Crude oil imports rose 29.9% in December compared with the same month a year earlier to around 10.35 million barrels per day, according to new data from the General Administration of Customs. This was partly the result of independent refiners rushing to use up their remaining annual import quotas before year-end. Gas imports also rose 17% in December compared with a year earlier.

The figures capped off consistent strong growth in oil and imports across 2018. China imported 462 million metric tons (509 U.S. tons) of crude last year, up 10% on 2017, while natural gas imports rose by an impressive 31.9% in 2018 to a record high of 90.4 million metric tons.

The surge in imports came largely thanks to the government’s efforts to move away from heavily polluting coal power to natural gas for heating, particularly in the north of the country during the winter months, analysts said. China has been forced to turn to imports to meet its needs because domestic natural gas production has been unable to keep up, according the Sun Xuelian, an analyst with commodities information platform China surpassed Japan as the world’s biggest gas importer in June.

Crude oil imports have been on the rise since 2013, but the recent growth in large-scale private refineries has led to a sharper increase over the last year, according to analyst Jin Lianchuang. While smaller “teapot refineries” (so named because of their appearance and relatively small size) have long existed alongside China’s state-owned oil giants, the government has pushed to consolidate the private space in recent years.

Larger private companies such as Shandong’s Hengli Petrochemical Co. Ltd. and eastern China’s Zhejiang Energy Group managed to establish themselves as major market players. Both companies opened major refineries in 2018, leading to a substantial uptick in the demand for oil.
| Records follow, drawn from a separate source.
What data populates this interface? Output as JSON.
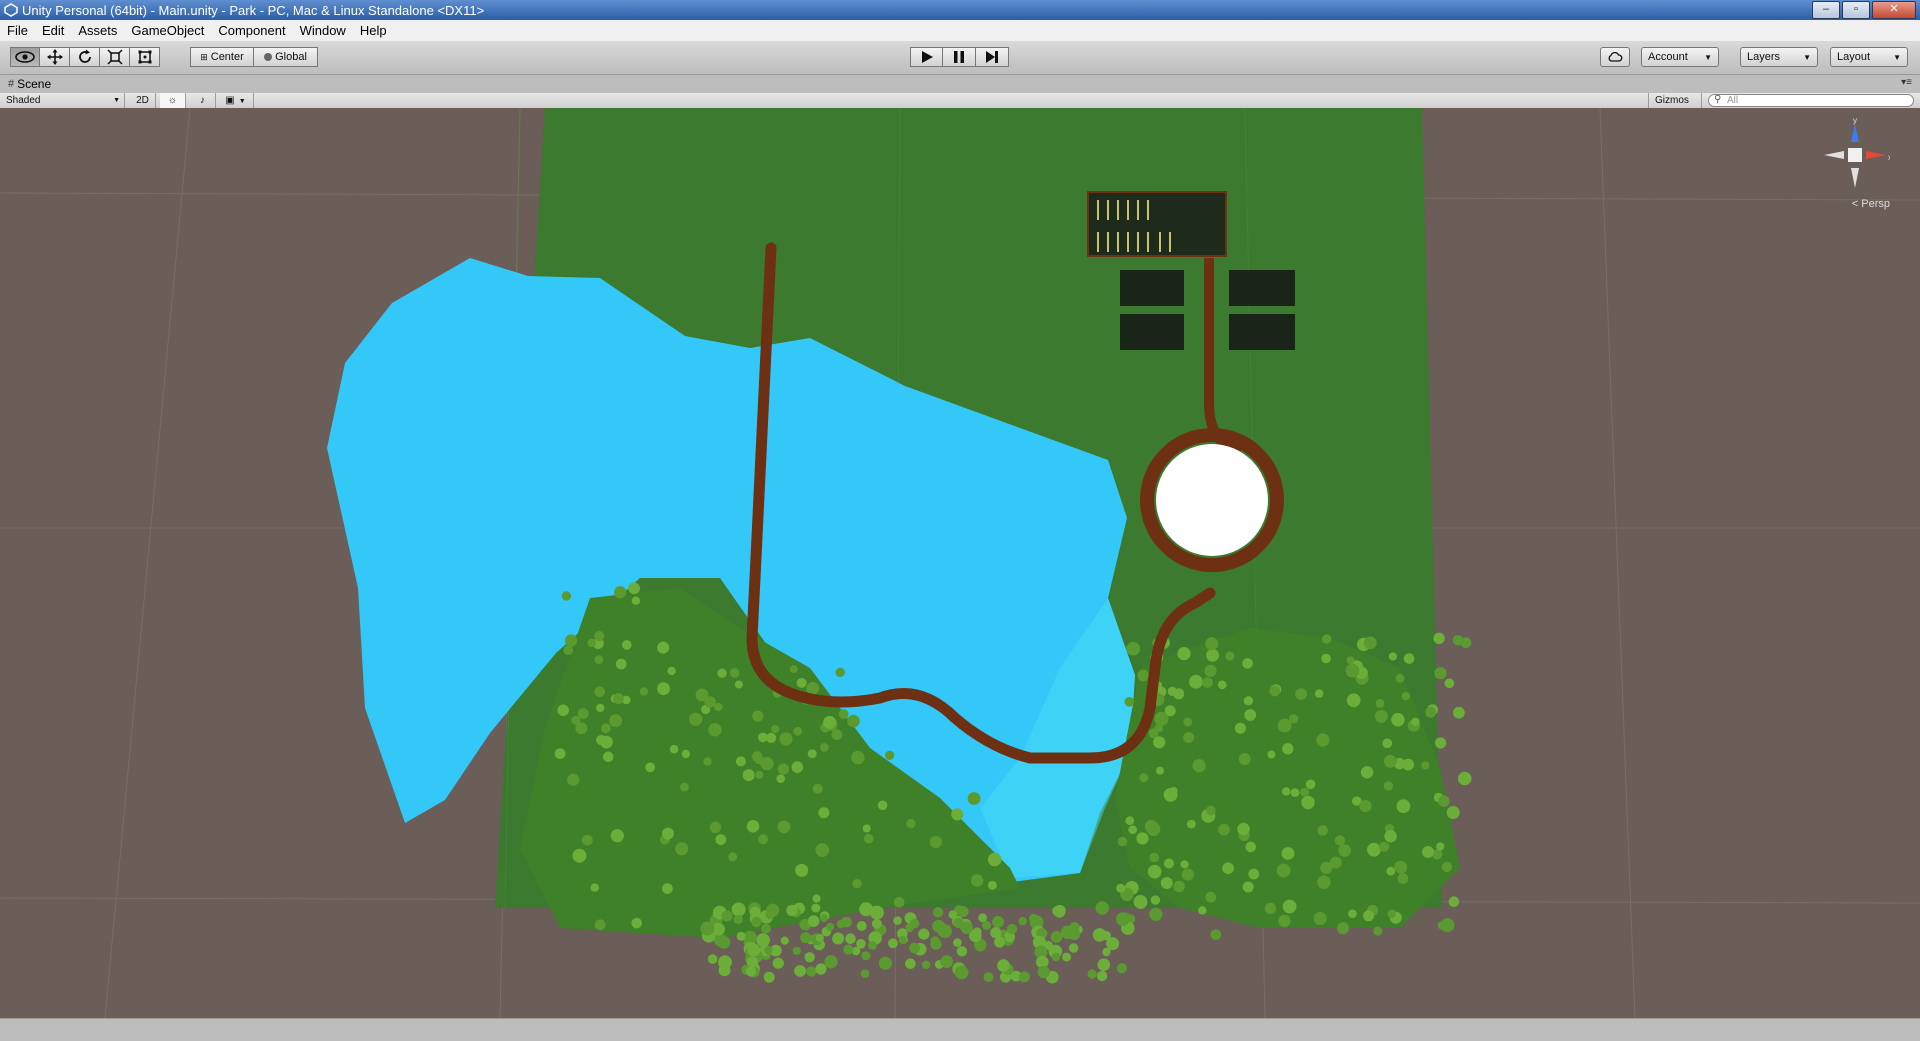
{
  "window": {
    "title": "Unity Personal (64bit) - Main.unity - Park - PC, Mac & Linux Standalone <DX11>",
    "controls": [
      "minimize-icon",
      "maximize-icon",
      "close-icon"
    ]
  },
  "menu": {
    "items": [
      "File",
      "Edit",
      "Assets",
      "GameObject",
      "Component",
      "Window",
      "Help"
    ]
  },
  "toolbar": {
    "tools": [
      "hand-tool-icon",
      "move-tool-icon",
      "rotate-tool-icon",
      "scale-tool-icon",
      "rect-tool-icon"
    ],
    "active_tool": "hand-tool-icon",
    "pivot_label": "Center",
    "space_label": "Global",
    "playback": [
      "play-icon",
      "pause-icon",
      "step-icon"
    ],
    "cloud_icon": "cloud-icon",
    "account_label": "Account",
    "layers_label": "Layers",
    "layout_label": "Layout"
  },
  "scene_tab": {
    "label": "Scene",
    "icon": "scene-hash-icon"
  },
  "scene_bar": {
    "draw_mode": "Shaded",
    "mode_2d": "2D",
    "icons": [
      "lighting-icon",
      "audio-icon",
      "image-effects-icon"
    ],
    "gizmos_label": "Gizmos",
    "search_placeholder": "All"
  },
  "scene_view": {
    "projection_label": "< Persp",
    "axis_labels": {
      "y": "y",
      "x": "x"
    },
    "colors": {
      "background": "#6b5d57",
      "grass": "#3c7a2f",
      "water": "#33c8f7",
      "path": "#6e3012",
      "tree": "#4a8a2a",
      "circle": "#ffffff"
    }
  }
}
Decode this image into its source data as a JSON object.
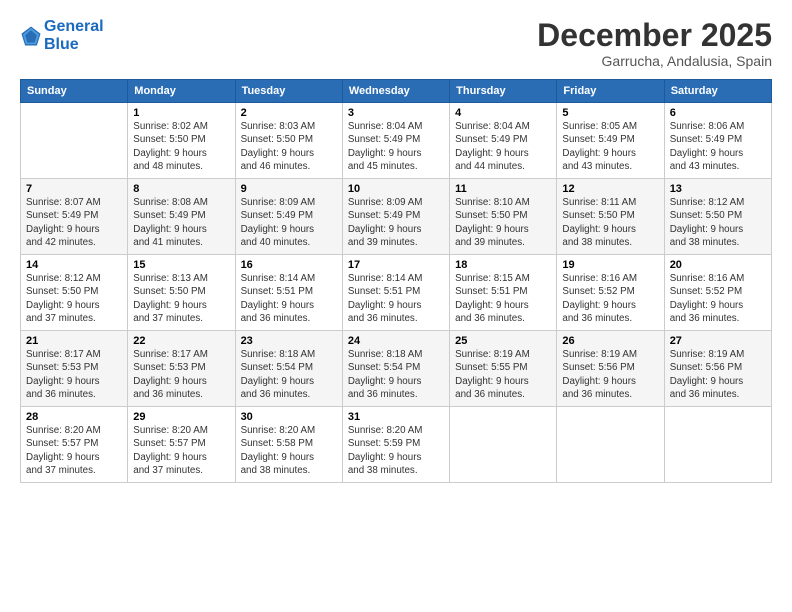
{
  "header": {
    "logo_line1": "General",
    "logo_line2": "Blue",
    "month": "December 2025",
    "location": "Garrucha, Andalusia, Spain"
  },
  "weekdays": [
    "Sunday",
    "Monday",
    "Tuesday",
    "Wednesday",
    "Thursday",
    "Friday",
    "Saturday"
  ],
  "weeks": [
    [
      {
        "day": "",
        "info": ""
      },
      {
        "day": "1",
        "info": "Sunrise: 8:02 AM\nSunset: 5:50 PM\nDaylight: 9 hours\nand 48 minutes."
      },
      {
        "day": "2",
        "info": "Sunrise: 8:03 AM\nSunset: 5:50 PM\nDaylight: 9 hours\nand 46 minutes."
      },
      {
        "day": "3",
        "info": "Sunrise: 8:04 AM\nSunset: 5:49 PM\nDaylight: 9 hours\nand 45 minutes."
      },
      {
        "day": "4",
        "info": "Sunrise: 8:04 AM\nSunset: 5:49 PM\nDaylight: 9 hours\nand 44 minutes."
      },
      {
        "day": "5",
        "info": "Sunrise: 8:05 AM\nSunset: 5:49 PM\nDaylight: 9 hours\nand 43 minutes."
      },
      {
        "day": "6",
        "info": "Sunrise: 8:06 AM\nSunset: 5:49 PM\nDaylight: 9 hours\nand 43 minutes."
      }
    ],
    [
      {
        "day": "7",
        "info": "Sunrise: 8:07 AM\nSunset: 5:49 PM\nDaylight: 9 hours\nand 42 minutes."
      },
      {
        "day": "8",
        "info": "Sunrise: 8:08 AM\nSunset: 5:49 PM\nDaylight: 9 hours\nand 41 minutes."
      },
      {
        "day": "9",
        "info": "Sunrise: 8:09 AM\nSunset: 5:49 PM\nDaylight: 9 hours\nand 40 minutes."
      },
      {
        "day": "10",
        "info": "Sunrise: 8:09 AM\nSunset: 5:49 PM\nDaylight: 9 hours\nand 39 minutes."
      },
      {
        "day": "11",
        "info": "Sunrise: 8:10 AM\nSunset: 5:50 PM\nDaylight: 9 hours\nand 39 minutes."
      },
      {
        "day": "12",
        "info": "Sunrise: 8:11 AM\nSunset: 5:50 PM\nDaylight: 9 hours\nand 38 minutes."
      },
      {
        "day": "13",
        "info": "Sunrise: 8:12 AM\nSunset: 5:50 PM\nDaylight: 9 hours\nand 38 minutes."
      }
    ],
    [
      {
        "day": "14",
        "info": "Sunrise: 8:12 AM\nSunset: 5:50 PM\nDaylight: 9 hours\nand 37 minutes."
      },
      {
        "day": "15",
        "info": "Sunrise: 8:13 AM\nSunset: 5:50 PM\nDaylight: 9 hours\nand 37 minutes."
      },
      {
        "day": "16",
        "info": "Sunrise: 8:14 AM\nSunset: 5:51 PM\nDaylight: 9 hours\nand 36 minutes."
      },
      {
        "day": "17",
        "info": "Sunrise: 8:14 AM\nSunset: 5:51 PM\nDaylight: 9 hours\nand 36 minutes."
      },
      {
        "day": "18",
        "info": "Sunrise: 8:15 AM\nSunset: 5:51 PM\nDaylight: 9 hours\nand 36 minutes."
      },
      {
        "day": "19",
        "info": "Sunrise: 8:16 AM\nSunset: 5:52 PM\nDaylight: 9 hours\nand 36 minutes."
      },
      {
        "day": "20",
        "info": "Sunrise: 8:16 AM\nSunset: 5:52 PM\nDaylight: 9 hours\nand 36 minutes."
      }
    ],
    [
      {
        "day": "21",
        "info": "Sunrise: 8:17 AM\nSunset: 5:53 PM\nDaylight: 9 hours\nand 36 minutes."
      },
      {
        "day": "22",
        "info": "Sunrise: 8:17 AM\nSunset: 5:53 PM\nDaylight: 9 hours\nand 36 minutes."
      },
      {
        "day": "23",
        "info": "Sunrise: 8:18 AM\nSunset: 5:54 PM\nDaylight: 9 hours\nand 36 minutes."
      },
      {
        "day": "24",
        "info": "Sunrise: 8:18 AM\nSunset: 5:54 PM\nDaylight: 9 hours\nand 36 minutes."
      },
      {
        "day": "25",
        "info": "Sunrise: 8:19 AM\nSunset: 5:55 PM\nDaylight: 9 hours\nand 36 minutes."
      },
      {
        "day": "26",
        "info": "Sunrise: 8:19 AM\nSunset: 5:56 PM\nDaylight: 9 hours\nand 36 minutes."
      },
      {
        "day": "27",
        "info": "Sunrise: 8:19 AM\nSunset: 5:56 PM\nDaylight: 9 hours\nand 36 minutes."
      }
    ],
    [
      {
        "day": "28",
        "info": "Sunrise: 8:20 AM\nSunset: 5:57 PM\nDaylight: 9 hours\nand 37 minutes."
      },
      {
        "day": "29",
        "info": "Sunrise: 8:20 AM\nSunset: 5:57 PM\nDaylight: 9 hours\nand 37 minutes."
      },
      {
        "day": "30",
        "info": "Sunrise: 8:20 AM\nSunset: 5:58 PM\nDaylight: 9 hours\nand 38 minutes."
      },
      {
        "day": "31",
        "info": "Sunrise: 8:20 AM\nSunset: 5:59 PM\nDaylight: 9 hours\nand 38 minutes."
      },
      {
        "day": "",
        "info": ""
      },
      {
        "day": "",
        "info": ""
      },
      {
        "day": "",
        "info": ""
      }
    ]
  ]
}
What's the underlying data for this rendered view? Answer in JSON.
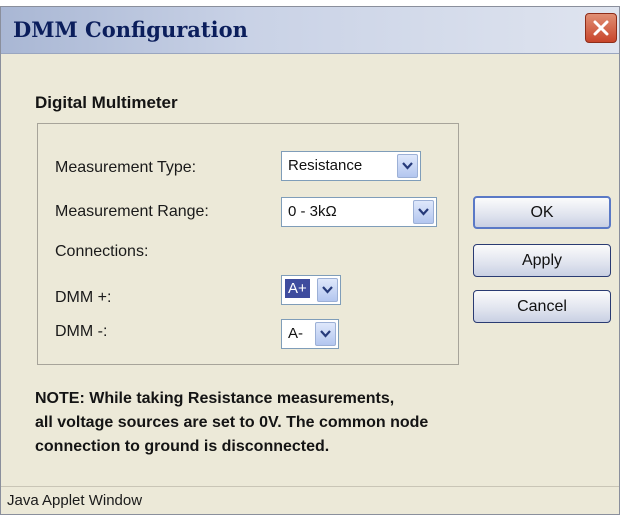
{
  "window": {
    "title": "DMM Configuration"
  },
  "section": {
    "heading": "Digital Multimeter"
  },
  "fields": {
    "measurement_type": {
      "label": "Measurement Type:",
      "value": "Resistance"
    },
    "measurement_range": {
      "label": "Measurement Range:",
      "value": "0 - 3kΩ"
    },
    "connections": {
      "label": "Connections:"
    },
    "dmm_plus": {
      "label": "DMM +:",
      "value": "A+"
    },
    "dmm_minus": {
      "label": "DMM -:",
      "value": "A-"
    }
  },
  "buttons": {
    "ok": "OK",
    "apply": "Apply",
    "cancel": "Cancel"
  },
  "note": {
    "line1": "NOTE: While taking Resistance measurements,",
    "line2": "all voltage sources are set to 0V. The common node",
    "line3": "connection to ground is disconnected."
  },
  "status": {
    "applet_text": "Java Applet Window"
  },
  "icons": {
    "close": "close-icon",
    "dropdown": "chevron-down-icon"
  },
  "colors": {
    "title_bar": "#c9d2e6",
    "close_button": "#c8452b",
    "dialog_bg": "#ece9d8",
    "selection": "#3e4c9e"
  }
}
Oil imports are likely to continue rising in 2019 “to accommodate the incoming new refineries while meeting the continuously rising oil demand, albeit at a lower rate than before,” said Kang Wu, the head of S&P Global Analytics Asia.

While gas imports rose, coal imports fell 55% year-on-year in December to 10.23 million metric tons, down 47% compared to a month earlier. This appears to be due to the government’s effort to gradually decrease supplies in order to maintain price stability, said an analyst with Zheshang Securities Co. Ltd.